The star says her depression is of a type that isn’t influenced by the world around her, rather coming from somewhere inside. As such, mentally she is in a good place, but she also knows that the illness can come back at almost any time.
“It’s endogenous; it’s not about the situation I’m in, so I’m lucky at the moment because I don’t have my illness,” she says. “I know that if I did, then life would be pretty horrendous.”
And there have been times for Denise when life was horrendous, yet she always managed to come through. “I’m not saying I was always depressed,” she says. “Unhappy and depressed are two separate things. When you’re depressed, you don’t have the ability to be unhappy or happy. There is just a void. I was drinking because I was unhappy and it was compounding my depression, so I was in a mess.”
Over the years, her depression, although entrenched, came and went but her ongoing battle with alcohol and over-eating gradually became a constant in her life.
At first, her depression helped her keep slim because she avoided food when she was having an episode but slowly she came to depend more and more on alcohol, which she says became her replacement for food, again helping her keep her figure.
But when she finally realised that alcohol was controlling her life and she gave it up, her eating simply took over and her weight ballooned.
“I felt bad that I couldn’t control my appetite,” she adds. “I would have a pudding or dessert with Louis and Lincoln, and then I’d sneak out and have another piece of cheesecake later. If they came into the kitchen while I was munching, I’d be like the cartoon character with chocolate around my mouth, trying to look innocent. ‘What have you been doing?’ ‘Nothing!’ It’s comical when I tell the story, but in fact it was desperately unhealthy.
“It had already dawned on me that if I didn’t change my approach to eating, I would spend a lifetime battling my weight, yo-yo dieting, stressing about it, emotional eating and using food as a crutch, in the same way I had done with alcohol.’
That was when she discovered CBT or Cognitive Behavioural Thinking. I felt that CBT was offering me a lifeline and I grabbed it.
CBT, Denise says, gives you an alternative to giving in to the urge to eat something unhealthy. “It teaches you to think, ‘Okay, I’m hungry, and I’m going to eat, and I’m going to go to the fridge and I’m going to make myself something really tasty and nutritious, and I’m going to eat it.
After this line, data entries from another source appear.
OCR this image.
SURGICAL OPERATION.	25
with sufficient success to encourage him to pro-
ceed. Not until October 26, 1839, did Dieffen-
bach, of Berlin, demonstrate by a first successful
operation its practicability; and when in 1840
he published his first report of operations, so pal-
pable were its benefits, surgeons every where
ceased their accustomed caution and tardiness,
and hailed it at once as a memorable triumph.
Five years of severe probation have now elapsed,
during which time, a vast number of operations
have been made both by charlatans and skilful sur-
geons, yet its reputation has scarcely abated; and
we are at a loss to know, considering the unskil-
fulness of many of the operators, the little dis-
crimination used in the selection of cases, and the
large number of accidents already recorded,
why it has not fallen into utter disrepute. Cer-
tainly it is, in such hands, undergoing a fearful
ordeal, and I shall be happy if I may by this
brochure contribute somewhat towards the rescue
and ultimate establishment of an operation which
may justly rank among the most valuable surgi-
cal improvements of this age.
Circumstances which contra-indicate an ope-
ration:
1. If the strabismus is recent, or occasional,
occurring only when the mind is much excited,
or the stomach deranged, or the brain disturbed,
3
It may not be as gorgeous, going in, as that pizza, but when I’ve finished it and my tummy is full, I’m going to think, ‘Bloody good for you.’”
That’s not to say that giving up either alcohol or takeaway food is easy. Life is a lot more complicated that that, Denise says. “We are all frailer than we admit to,” she says. Sometimes, it’s just too hard to resist temptation. I’ve fallen off the wagon a couple of times but you it’s OK because I have the tools to let myself get back on it again.”